Antonin-Xavier Fournier

Professeur de science politique au cégep de Sherbrooke

CRISE PERMANENTE

Les gouvernements minoritaires, longtemps associés à des pays dont le système politique diffère du nôtre, sont devenus chose courante depuis quelques années. On peut penser bien sûr aux différents gouvernements minoritaires sur la scène fédérale entre 2004 et 2011, mais aussi à la brève expérience au Québec en 2007. Contrairement à la croyance populaire, les gouvernements minoritaires ne sont pas nécessairement moins productifs. En général, ces gouvernements peuvent, à l'instar des gouvernements majoritaires, adopter de grandes réformes de l'État et se montrer relativement efficaces comme ce fut le cas dans les années 1960 et 1970 avec les premiers ministres Pearson et Trudeau. En ce sens, il est sans doute prématuré d'affirmer que les gouvernements minoritaires paralysent l'appareil de l'État.

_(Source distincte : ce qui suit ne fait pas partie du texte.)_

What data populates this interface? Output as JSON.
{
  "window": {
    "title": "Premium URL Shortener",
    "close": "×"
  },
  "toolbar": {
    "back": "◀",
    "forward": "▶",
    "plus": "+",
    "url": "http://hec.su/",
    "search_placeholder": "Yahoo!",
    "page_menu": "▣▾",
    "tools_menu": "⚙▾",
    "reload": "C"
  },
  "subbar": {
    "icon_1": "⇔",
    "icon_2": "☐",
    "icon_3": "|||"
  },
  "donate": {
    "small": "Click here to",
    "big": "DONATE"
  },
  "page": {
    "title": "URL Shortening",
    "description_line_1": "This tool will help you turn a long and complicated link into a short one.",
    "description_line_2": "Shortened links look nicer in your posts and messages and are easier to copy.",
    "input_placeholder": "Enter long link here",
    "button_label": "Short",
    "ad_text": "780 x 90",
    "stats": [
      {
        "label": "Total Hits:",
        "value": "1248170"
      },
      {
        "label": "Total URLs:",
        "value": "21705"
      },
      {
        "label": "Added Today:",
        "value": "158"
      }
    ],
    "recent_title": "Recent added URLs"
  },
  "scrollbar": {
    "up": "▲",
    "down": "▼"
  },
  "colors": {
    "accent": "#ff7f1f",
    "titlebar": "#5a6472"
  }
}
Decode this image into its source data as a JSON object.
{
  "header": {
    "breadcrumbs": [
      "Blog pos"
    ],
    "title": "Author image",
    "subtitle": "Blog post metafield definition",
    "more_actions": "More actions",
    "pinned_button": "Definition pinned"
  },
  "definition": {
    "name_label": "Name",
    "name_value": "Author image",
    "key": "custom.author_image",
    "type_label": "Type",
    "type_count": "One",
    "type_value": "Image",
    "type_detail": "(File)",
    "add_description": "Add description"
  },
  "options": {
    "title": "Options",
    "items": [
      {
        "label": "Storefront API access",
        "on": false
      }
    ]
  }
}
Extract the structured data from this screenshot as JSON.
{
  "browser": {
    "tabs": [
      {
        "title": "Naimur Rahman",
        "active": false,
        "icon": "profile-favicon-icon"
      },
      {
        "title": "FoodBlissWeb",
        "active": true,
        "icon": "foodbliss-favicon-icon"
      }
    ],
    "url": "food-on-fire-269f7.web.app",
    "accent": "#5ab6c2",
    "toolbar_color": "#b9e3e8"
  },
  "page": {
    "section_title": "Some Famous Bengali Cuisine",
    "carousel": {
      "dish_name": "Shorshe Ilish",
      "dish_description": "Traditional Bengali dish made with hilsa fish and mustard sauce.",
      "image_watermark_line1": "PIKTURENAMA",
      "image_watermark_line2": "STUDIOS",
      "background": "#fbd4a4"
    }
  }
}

Malheureusement, d'un point de vue partisan, la situation est complètement différente. En effet, en période minoritaire, les partis politiques sont obsédés par les stratégies partisanes et par les sondages d'opinion de sorte que le parlement se retrouve dans une situation de crise permanente. Devant une telle situation, il est sans doute plus sage de confier le pouvoir à un homme ou une femme d'expérience plutôt qu'à un nouveau venu dont les réformes ont peu de chance d'être adoptées à l'intérieur d'un gouvernement minoritaire.

Mélanie Dugré

Avocate

PLUS GRANDE L'IMPUTABILITÉ

Il y a deux côtés à la médaille d'un gouvernement minoritaire. D'une part, les décideurs sont surveillés de façon plus étroite par les partis d'opposition et ils ont les coudées moins franches pour légiférer au gré de leurs humeurs et lubies. En contrepartie toutefois, le processus décisionnel se trouve souvent alourdi et les partis adverses tombent parfois dans le piège de s'objecter aux divers projets gouvernementaux pour le vulgaire plaisir de faire de l'obstruction sans se questionner réellement sur leur potentiel bien-fondé. En ce sens, l'efficacité du système, déjà douteuse par moments, est nettement ralentie. Néanmoins, lorsqu'on regarde le confort et l'aisance avec lesquels les libéraux de Jean Charest jouissent de leurs pouvoirs, j'ai l'impression qu'un gouvernement minoritaire pourrait nous rendre quelques services, ne serait-ce que remettre l'imputabilité au menu du jour. Quant à savoir qui serait apte à prendre les rênes d'un tel gouvernement, mon instinct me porte à croire que la CAQ a encore quelques croûtes à manger avant d'avoir les reins assez solides pour le rôle.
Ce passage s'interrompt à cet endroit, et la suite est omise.